* Re: [PATCH 08/11] builtin/maintenance: let tasks do maintenance before and after detach
@ 2025-05-30 12:56 Ben Knoble
2025-05-30 14:05 ` Patrick Steinhardt
0 siblings, 1 reply; 5+ messages in thread
From: Ben Knoble @ 2025-05-30 12:56 UTC (permalink / raw)
To: Patrick Steinhardt; +Cc: git, Yonatan Roth, david asraf
> Le 27 mai 2025 à 10:05, Patrick Steinhardt <ps@pks.im> a écrit :
>
> Both git-gc(1) and git-maintenance(1) have logic to daemonize so that
> the maintenance tasks are performed in the background. git-gc(1) has
> some special logic though to not perform _all_ housekeeping tasks in the
> background: both references and reflogs are still handled synchronously
> ni the foreground.
>
> This split exists because otherwise it may easily happen that git-gc(1)

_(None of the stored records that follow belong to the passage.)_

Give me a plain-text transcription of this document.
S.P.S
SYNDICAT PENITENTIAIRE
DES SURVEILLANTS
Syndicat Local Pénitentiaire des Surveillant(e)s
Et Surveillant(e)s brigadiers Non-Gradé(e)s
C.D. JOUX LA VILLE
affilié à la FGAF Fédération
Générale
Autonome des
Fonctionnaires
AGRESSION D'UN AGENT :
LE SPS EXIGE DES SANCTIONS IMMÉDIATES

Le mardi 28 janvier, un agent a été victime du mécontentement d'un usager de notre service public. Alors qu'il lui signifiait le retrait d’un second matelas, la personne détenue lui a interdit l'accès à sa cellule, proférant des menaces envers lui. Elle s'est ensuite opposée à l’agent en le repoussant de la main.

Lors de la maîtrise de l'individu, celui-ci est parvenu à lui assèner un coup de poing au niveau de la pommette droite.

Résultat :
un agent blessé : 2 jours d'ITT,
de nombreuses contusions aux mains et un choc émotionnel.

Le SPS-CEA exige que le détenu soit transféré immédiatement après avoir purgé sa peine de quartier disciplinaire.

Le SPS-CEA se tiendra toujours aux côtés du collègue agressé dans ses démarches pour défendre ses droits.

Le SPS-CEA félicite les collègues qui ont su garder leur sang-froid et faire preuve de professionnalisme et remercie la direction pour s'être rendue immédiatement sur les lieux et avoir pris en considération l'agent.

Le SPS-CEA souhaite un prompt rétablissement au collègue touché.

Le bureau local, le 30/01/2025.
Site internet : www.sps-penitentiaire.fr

> keeps for the "packed-refs" file locked for an extended amount of time,
> where the next Git command that wants to modify any reference could now
> fail. This was especially important in the past, where git-gc(1) was
> still executed directly as part of our automatic maintenance: git-gc(1)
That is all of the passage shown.